Experiment 2 focused on determining whether the well plate guide and coverslip holders assisted, hindered, or had no effect on proper dispensing and aspirating of liquids.  The control results were much better than the results using the guide, even for sighted researchers.  Modifications to the guide, such as changing the angle of the aspirating hole, may assist with this issue since blind and sighted researchers were equally effective if errors were ignored. Errors can be alleviated by more practice and possible verification techniques that liquid was aspirated.

Although the tools developed need improvement in micropipetting accuracy and sterile test performance, they were useful in allowing blind researchers for the first time to insert coverslips and add and remove liquids independently.  A few simple adjustments should make the tools practical for a blind researcher to use in a cell culturing procedure.
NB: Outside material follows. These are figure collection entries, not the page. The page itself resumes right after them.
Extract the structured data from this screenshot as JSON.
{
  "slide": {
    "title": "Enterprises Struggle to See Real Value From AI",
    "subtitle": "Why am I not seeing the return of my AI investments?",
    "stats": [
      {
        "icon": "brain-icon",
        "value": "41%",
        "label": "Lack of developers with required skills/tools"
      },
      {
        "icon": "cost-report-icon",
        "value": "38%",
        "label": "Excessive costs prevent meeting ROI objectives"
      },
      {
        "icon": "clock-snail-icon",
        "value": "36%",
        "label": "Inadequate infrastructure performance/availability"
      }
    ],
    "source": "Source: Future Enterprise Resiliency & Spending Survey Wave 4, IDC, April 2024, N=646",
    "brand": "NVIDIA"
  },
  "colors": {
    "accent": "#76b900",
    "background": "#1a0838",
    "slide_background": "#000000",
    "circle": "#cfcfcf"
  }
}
For example, the well plate guide can be adjusted for better tactile guidance of the pipette. The coverslip holders can be made with a more suitable material to prevent contamination.  These are all straightforward changes that can be easily made when using a 3-D printer. 

CONCLUSIONS

We believe better lab technique, which comes with practice would yield much better results and is likely a more important factor than modifying the design of the adaptive aids at this point.  This study shows that inexpensive, yet precise tools developed through 3-D printing along with a clear understanding of the lab technique can enable BLV researchers to perform a cell culturing protocol independently and with confidence.